When we make use of polyion complexation for sustained release of a protein drug, it is absolutely necessary to employ a highly bio-safe polyelectrolyte as the carrier matrix. In addition, if biodegradability is required for the carrier, the material to be used will be restricted to natural polymers with charged groups, such as proteins and polysaccharides. Therefore, as the carrier polymer, we have selected biodegradable gelatin, which is extensively used for industrial, pharmaceutical and medical purposes. The biosafety of gelatin has been proved through its long clinical usage as a plasma expander, in surgical biomaterials and as an ingredient in drugs [81]. Another unique advantage of gelatin as a drug carrier is the electrical nature of gelatin, which can be changed by the collagen processing method [82]. For example, the alkaline process, through hydrolysis of amide groups of collagen, yields gelatin with a high density of carboxyl groups, which makes the gelatin negatively charged. This reduces the isoelectric point (IEP) of gelatin. In contrast, the electrostatic nature of collagen is hardly modified through the acid process because of a less invasive reaction to amide groups of collagen. As a result, the IEP of the gelatin that is obtained will remain similar to that of collagen. In other words, a variety of gelatin samples with different IEP values are available (Fig. 2).

If a protein to be released is acidic, basic gelatin with an IEP of 9.0 is preferable as the carrier material, while acidic gelatin, with an IEP of 5.0, will be applicable to the sustained release of a basic protein. Both gelatins are insolubilized in water to prepare a hydrogel through chemical crosslinking, for instance, with water-soluble carbodiimides and glutaraldehyde. It was reported that a model protein could be immobilized into albumin–heparin microspheres [83]or into a carrier of non-biodegradable synthetic polymer [84], through polyion complexation, and that this protein was released from the carriers upon environmental change. However, these experiments were conducted under in vitro conditions and the biological activity of the protein released was not determined. Edelman et al. [54]reported one trial of sustained release of basic growth factor by using heparin incorporated into alginate beads.
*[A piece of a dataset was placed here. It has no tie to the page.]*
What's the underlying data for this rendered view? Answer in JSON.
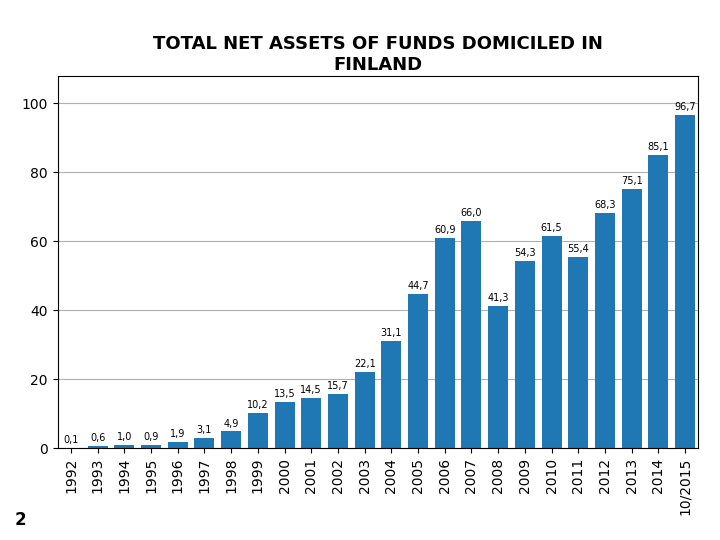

The sustained release of various bioactive proteins from a collagen matrix has also been investigated 61, 85, 86and it has been shown that protein release was regulated by collagen swelling, but the contribution of ionic interactions between the proteins and collagen was not studied. Protein release from charged polysaccharides is discussed in another chapter in this issue. Since research on protein release based on polyion complexation has just started, this article mainly describes the preparation of biodegradable hydrogels from gelatin with two different IEP values and their efficacy as a sustained release carrier of a bioactive protein, together with our current findings on hydrogel degradation and protein release.